- Sergei Andreev attempted to lay wreaths at Soviet cemetery in Warsaw today
- Ceremony, which embassy said would not be going ahead just two days ago, was interrupted by protesters angry over Russia’s invasion of Ukraine
- Andreev was pelted with objects and then had red paint thrown into his face
- Police eventually arrived to escort him away, and he later said he was unhurt
Russia‘s ambassador to Poland was doused in red paint and pelted with objects as he tried to lay a wreath at a memorial to Soviet soldiers in Warsaw today.
Sergei Andreev was confronted by protesters as he tried to mark Victory Day – Nazi Germany‘s surrender in 1945 – at the Soviet Military ceremony in the Polish capital.
He was blocked from entering the cemetery by a crowd that waved Ukrainian flags in his face and chanted ‘fascist’ before people began throwing things at him.
Andreev and his security detail were hit multiple times with projectiles before one demonstrator threw a bag of red paint into his face.
The delegation were prevented from reaching the war memorial at the centre of the cemetery or laying the wreaths they had brought with them.
Instead, police had to be called to escort them away. Andreev said later that he had not been injured during the fracas.
But the incident highlights tensions that have been building between Russia and other former Soviet states since the invasion of Ukraine.
Poland – which has a long and bloody history with Soviet Russia – has been a staunch supporter of Ukraine since the early days of the war and has been on the receiving end of threats by Kremlin propagandists as a result.
Despite the threats, the Polish government has continued to supply weapons to Ukraine including sending more than 200 T-72 tanks to bolster its armed forces.

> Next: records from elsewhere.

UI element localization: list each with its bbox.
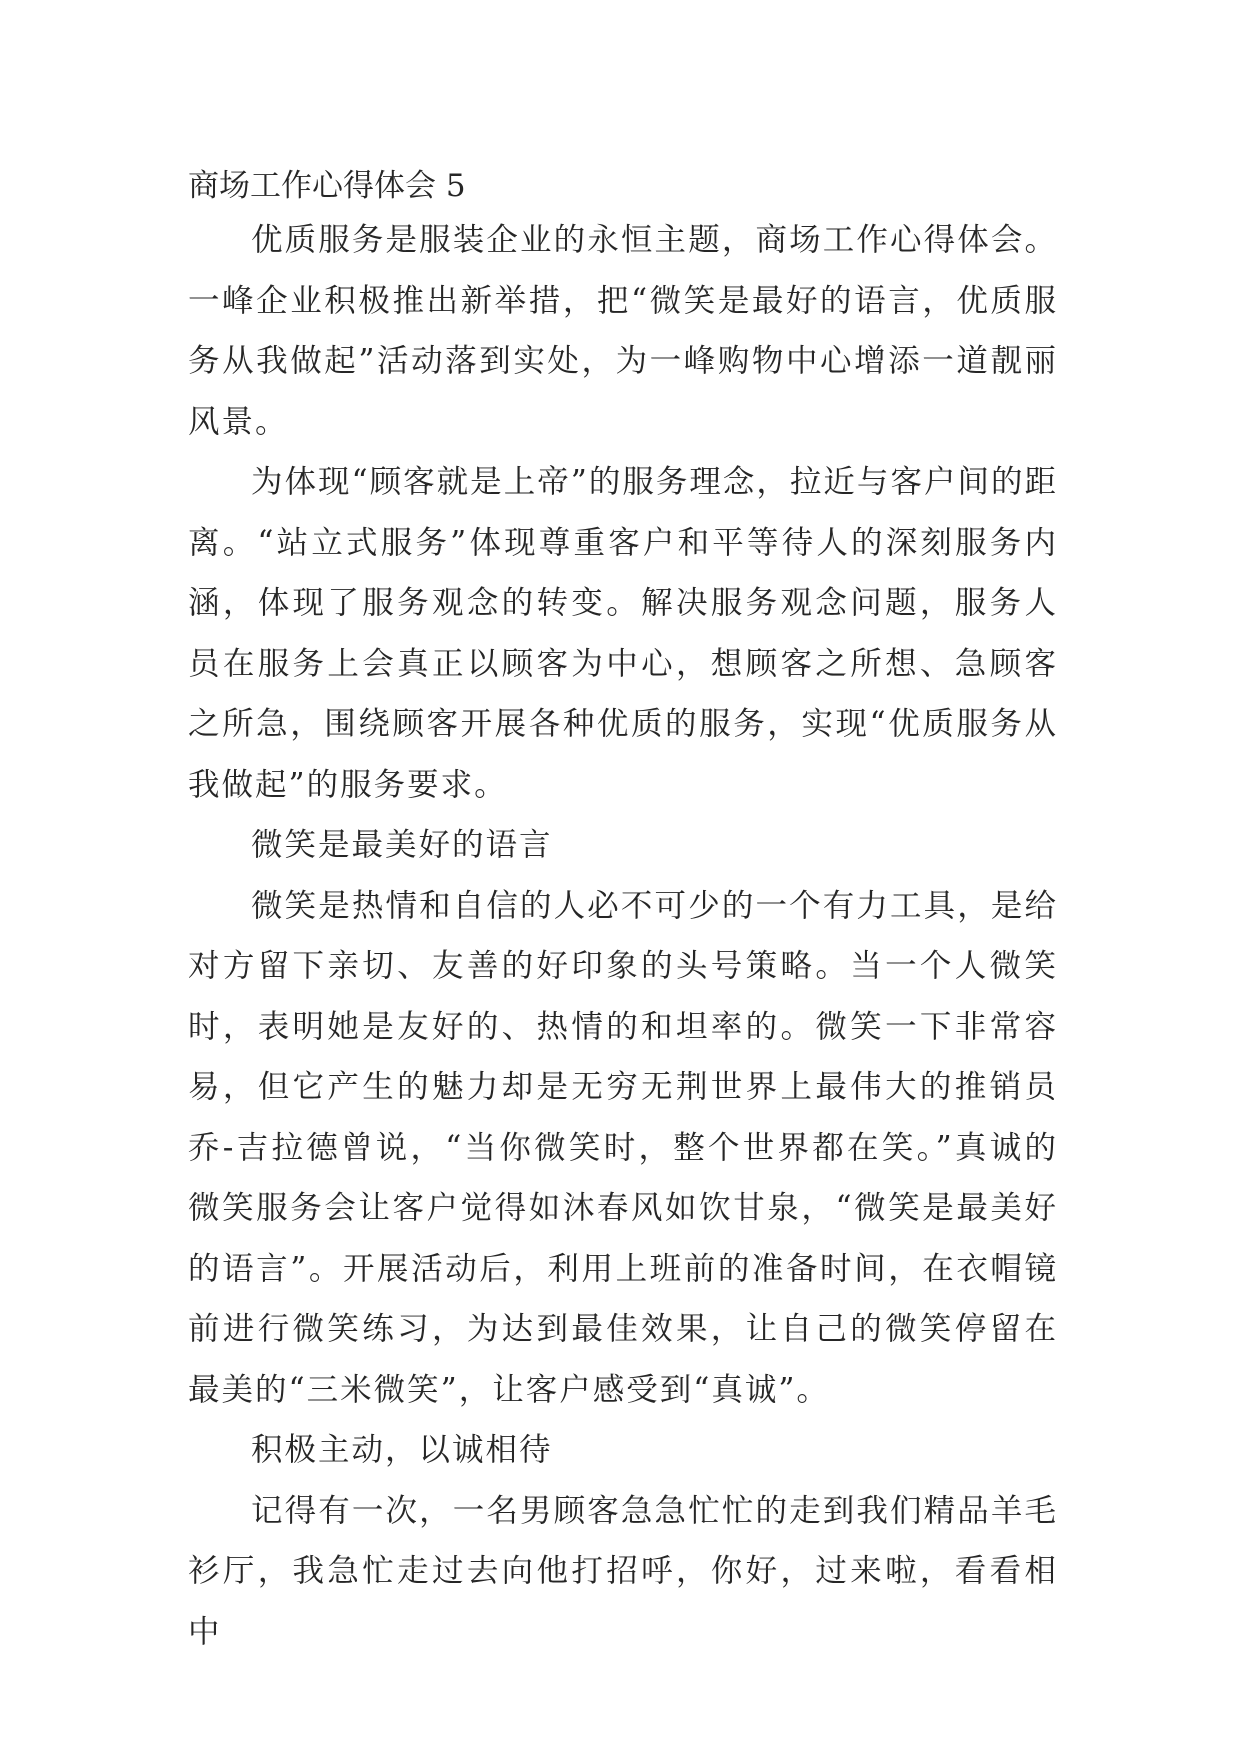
paragraph-intro: 优质服务是服装企业的永恒主题，商场工作心得体会。一峰企业积极推出新举措，把“微笑是最好的语言，优质服务从我做起”活动落到实处，为一峰购物中心增添一道靓丽风景。 xyxy=(188,222,1058,440)
paragraph-service-concept: 为体现“顾客就是上帝”的服务理念，拉近与客户间的距离。“站立式服务”体现尊重客户和平等待人的深刻服务内涵，体现了服务观念的转变。解决服务观念问题，服务人员在服务上会真正以顾客为中心，想顾客之所想、急顾客之所急，围绕顾客开展各种优质的服务，实现“优质服务从我做起”的服务要求。 xyxy=(188,464,1058,803)
paragraph-story: 记得有一次，一名男顾客急急忙忙的走到我们精品羊毛衫厅，我急忙走过去向他打招呼，你好，过来啦，看看相中 xyxy=(188,1492,1058,1650)
paragraph-smile: 微笑是热情和自信的人必不可少的一个有力工具，是给对方留下亲切、友善的好印象的头号策略。当一个人微笑时，表明她是友好的、热情的和坦率的。微笑一下非常容易，但它产生的魅力却是无穷无荆世界上最伟大的推销员乔-吉拉德曾说，“当你微笑时，整个世界都在笑。”真诚的微笑服务会让客户觉得如沐春风如饮甘泉，“微笑是最美好的语言”。开展活动后，利用上班前的准备时间，在衣帽镜前进行微笑练习，为达到最佳效果，让自己的微笑停留在最美的“三米微笑”，让客户感受到“真诚”。 xyxy=(188,887,1058,1408)
section-heading-sincerity: 积极主动，以诚相待 xyxy=(251,1432,553,1468)
section-heading-smile: 微笑是最美好的语言 xyxy=(251,827,553,863)
document-body xyxy=(188,210,1058,1662)
document-title: 商场工作心得体会 5 xyxy=(188,168,466,204)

Russian state media was quick to seize on the incident in Warsaw as evidence of what it claims is growing anti-Russian sentiment in the West, motivated by what the Kremlin insists is Nazism.

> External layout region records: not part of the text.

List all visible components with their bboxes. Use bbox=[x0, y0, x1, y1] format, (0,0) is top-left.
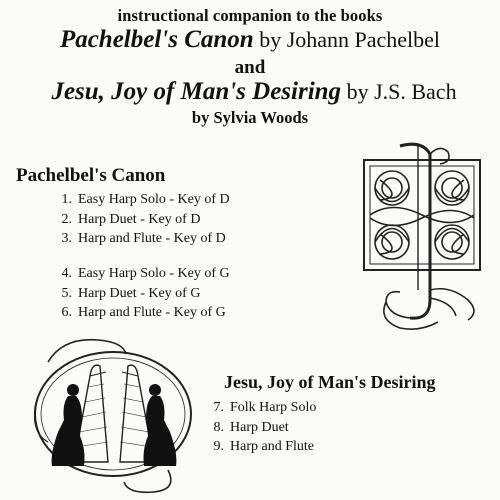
track-label: Harp Duet - Key of D bbox=[78, 211, 201, 227]
track-item bbox=[52, 210, 230, 230]
track-number: 3. bbox=[61, 231, 72, 246]
book-title-1-composer: by Johann Pachelbel bbox=[253, 27, 441, 52]
track-item bbox=[204, 418, 316, 438]
jesu-section-title: Jesu, Joy of Man's Desiring bbox=[224, 372, 436, 392]
track-item bbox=[52, 229, 230, 249]
track-label: Folk Harp Solo bbox=[230, 400, 317, 415]
jesu-track-list bbox=[204, 398, 316, 457]
track-item bbox=[52, 190, 230, 210]
and-word: and bbox=[234, 57, 266, 78]
book-title-2 bbox=[8, 78, 500, 106]
book-title-1 bbox=[0, 26, 500, 54]
book-title-2-composer: by J.S. Bach bbox=[341, 79, 457, 104]
harpists-illustration bbox=[28, 332, 208, 497]
track-number: 5. bbox=[61, 285, 72, 301]
canon-section-title: Pachelbel's Canon bbox=[16, 165, 166, 186]
celtic-knot-illustration bbox=[360, 140, 490, 335]
canon-track-list-key-d bbox=[52, 190, 230, 249]
track-label: Harp and Flute bbox=[230, 439, 314, 454]
track-number: 7. bbox=[213, 400, 224, 415]
track-item bbox=[204, 437, 316, 457]
track-item bbox=[204, 398, 316, 418]
track-number: 8. bbox=[213, 419, 224, 435]
track-label: Harp and Flute - Key of D bbox=[78, 231, 226, 246]
author-byline: by Sylvia Woods bbox=[191, 108, 309, 127]
book-title-2-name: Jesu, Joy of Man's Desiring bbox=[51, 78, 342, 105]
track-label: Harp Duet - Key of G bbox=[78, 285, 201, 301]
track-item bbox=[52, 303, 230, 323]
track-label: Easy Harp Solo - Key of G bbox=[78, 266, 230, 281]
track-number: 4. bbox=[61, 266, 72, 281]
book-title-1-name: Pachelbel's Canon bbox=[59, 26, 254, 53]
intro-line: instructional companion to the books bbox=[117, 6, 383, 25]
track-number: 2. bbox=[61, 211, 72, 227]
track-number: 6. bbox=[61, 305, 72, 320]
track-item bbox=[52, 284, 230, 304]
track-item bbox=[52, 264, 230, 284]
track-label: Easy Harp Solo - Key of D bbox=[78, 192, 230, 207]
track-label: Harp and Flute - Key of G bbox=[78, 305, 226, 320]
canon-track-list-key-g bbox=[52, 264, 230, 323]
track-number: 1. bbox=[61, 192, 72, 207]
track-label: Harp Duet bbox=[230, 419, 289, 435]
track-number: 9. bbox=[213, 439, 224, 454]
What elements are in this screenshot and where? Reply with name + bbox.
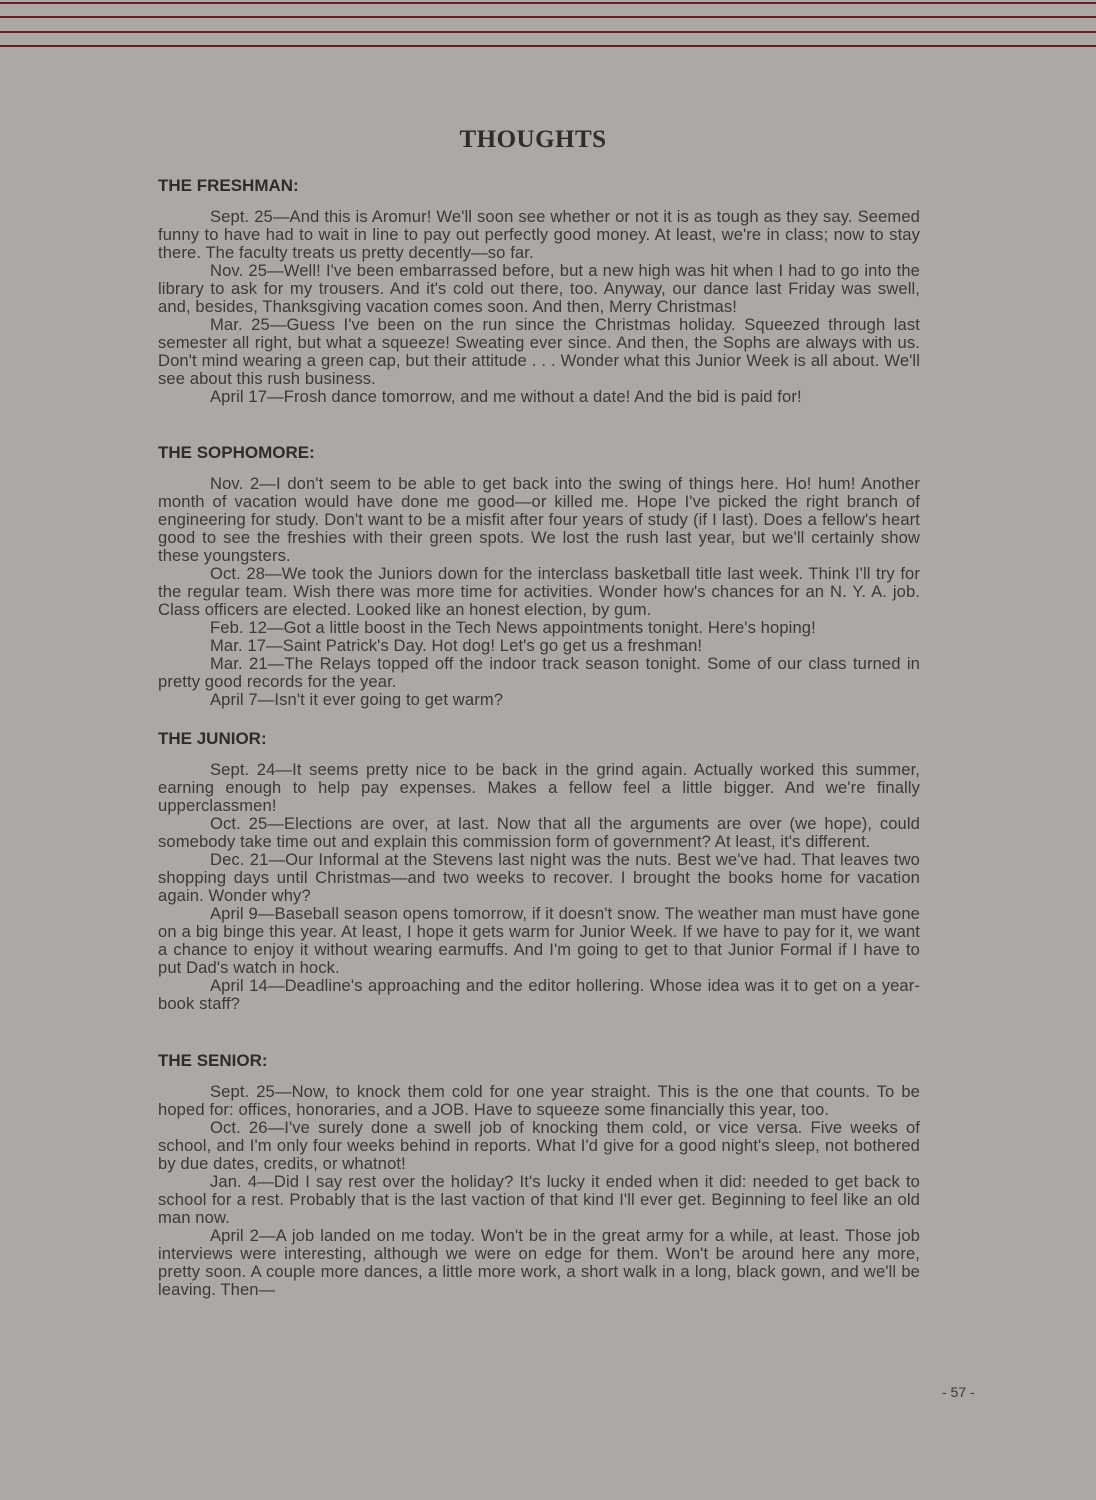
section-senior [158, 1051, 920, 1299]
diary-entry: Oct. 28—We took the Juniors down for the interclass basketball title last week. Think I'll try for the regular team. Wish there was more time for activities. Wonder how's chances for an N. Y. A. job. Class officers are elected. Looked like an honest election, by gum. [158, 564, 920, 619]
diary-entry: April 14—Deadline's approaching and the editor hollering. Whose idea was it to get on a year-book staff? [158, 976, 920, 1013]
diary-entry: Sept. 24—It seems pretty nice to be back in the grind again. Actually worked this summer, earning enough to help pay expenses. Makes a fellow feel a little bigger. And we're finally upperclassmen! [158, 760, 920, 815]
section-freshman [158, 176, 920, 406]
decorative-rule [0, 2, 1096, 4]
section-heading: THE SOPHOMORE: [158, 443, 315, 462]
diary-entry: Dec. 21—Our Informal at the Stevens last night was the nuts. Best we've had. That leaves two shopping days until Christmas—and two weeks to recover. I brought the books home for vacation again. Wonder why? [158, 850, 920, 905]
diary-entry: Sept. 25—And this is Aromur! We'll soon see whether or not it is as tough as they say. Seemed funny to have had to wait in line to pay out perfectly good money. At least, we're in class; now to stay there. The faculty treats us pretty decently—so far. [158, 207, 920, 262]
diary-entry: Mar. 21—The Relays topped off the indoor track season tonight. Some of our class turned in pretty good records for the year. [158, 654, 920, 691]
section-heading: THE SENIOR: [158, 1051, 268, 1070]
diary-entry: April 2—A job landed on me today. Won't be in the great army for a while, at least. Those job interviews were interesting, although we were on edge for them. Won't be around here any more, pretty soon. A couple more dances, a little more work, a short walk in a long, black gown, and we'll be leaving. Then— [158, 1226, 920, 1299]
diary-entry: Nov. 2—I don't seem to be able to get back into the swing of things here. Ho! hum! Another month of vacation would have done me good—or killed me. Hope I've picked the right branch of engineering for study. Don't want to be a misfit after four years of study (if I last). Does a fellow's heart good to see the freshies with their green spots. We lost the rush last year, but we'll certainly show these youngsters. [158, 474, 920, 565]
diary-entry: Mar. 25—Guess I've been on the run since the Christmas holiday. Squeezed through last semester all right, but what a squeeze! Sweating ever since. And then, the Sophs are always with us. Don't mind wearing a green cap, but their attitude . . . Wonder what this Junior Week is all about. We'll see about this rush business. [158, 315, 920, 388]
section-heading: THE FRESHMAN: [158, 176, 299, 195]
section-heading: THE JUNIOR: [158, 729, 267, 748]
decorative-rule [0, 31, 1096, 33]
diary-entry: Oct. 25—Elections are over, at last. Now that all the arguments are over (we hope), could somebody take time out and explain this commission form of government? At least, it's different. [158, 814, 920, 851]
section-sophomore [158, 443, 920, 709]
diary-entry: April 17—Frosh dance tomorrow, and me without a date! And the bid is paid for! [210, 387, 802, 406]
diary-entry: Sept. 25—Now, to knock them cold for one year straight. This is the one that counts. To be hoped for: offices, honoraries, and a JOB. Have to squeeze some financially this year, too. [158, 1082, 920, 1119]
decorative-rule [0, 45, 1096, 47]
page-number: - 57 - [942, 1384, 975, 1400]
diary-entry: Oct. 26—I've surely done a swell job of knocking them cold, or vice versa. Five weeks of school, and I'm only four weeks behind in reports. What I'd give for a good night's sleep, not bothered by due dates, credits, or whatnot! [158, 1118, 920, 1173]
diary-entry: Jan. 4—Did I say rest over the holiday? It's lucky it ended when it did: needed to get back to school for a rest. Probably that is the last vaction of that kind I'll ever get. Beginning to feel like an old man now. [158, 1172, 920, 1227]
diary-entry: April 7—Isn't it ever going to get warm? [210, 690, 504, 709]
diary-entry: April 9—Baseball season opens tomorrow, if it doesn't snow. The weather man must have gone on a big binge this year. At least, I hope it gets warm for Junior Week. If we have to pay for it, we want a chance to enjoy it without wearing earmuffs. And I'm going to get to that Junior Formal if I have to put Dad's watch in hock. [158, 904, 920, 977]
diary-entry: Feb. 12—Got a little boost in the Tech News appointments tonight. Here's hoping! [210, 618, 816, 637]
decorative-rule [0, 16, 1096, 18]
section-junior [158, 729, 920, 1013]
diary-entry: Nov. 25—Well! I've been embarrassed before, but a new high was hit when I had to go into the library to ask for my trousers. And it's cold out there, too. Anyway, our dance last Friday was swell, and, besides, Thanksgiving vacation comes soon. And then, Merry Christmas! [158, 261, 920, 316]
page-title: THOUGHTS [459, 126, 607, 153]
diary-entry: Mar. 17—Saint Patrick's Day. Hot dog! Let's go get us a freshman! [210, 636, 703, 655]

Maria Zakharova, a spokeswoman for Moscow’s foreign ministry, posted about the incident on her Telegram channel – saying that ‘fans of neo-Nazism have once again bared their faces, and it is bloody.’
‘The demolition of monuments to the heroes of the Second World War, the desecration of graves, and now the disruption of the flower-laying ceremony on a holy day for every decent person prove the already obvious – the West has set a course for the reincarnation of fascism,’ she messaged to followers.
A planned Immortal Regiment march – when families of soldiers killed during the Second World War walk through the streets holding photos of their dead loved ones – was also cancelled.
Authorities in Warsaw had warned such events could be illegal, because they were designed to show support for Putin’s war in Ukraine.
Polish law prohibits ‘public calls for aggressive war’ and the displaying of symbols linked to ‘fascist or totalitarian states’.
The Russian foreign ministry described the allegation as ‘absurd and unfounded’.
Ambassadors said at the time that they no longer planned to hold the march or wreath-laying ceremony because Poland was unlikely to ensure its safety.
It is unclear exactly why the ministry attempted to go ahead with the wreath-laying regardless, though images of the ambassador being attacked play nicely into the Kremlin’s narrative of Russia being surrounded by enemies.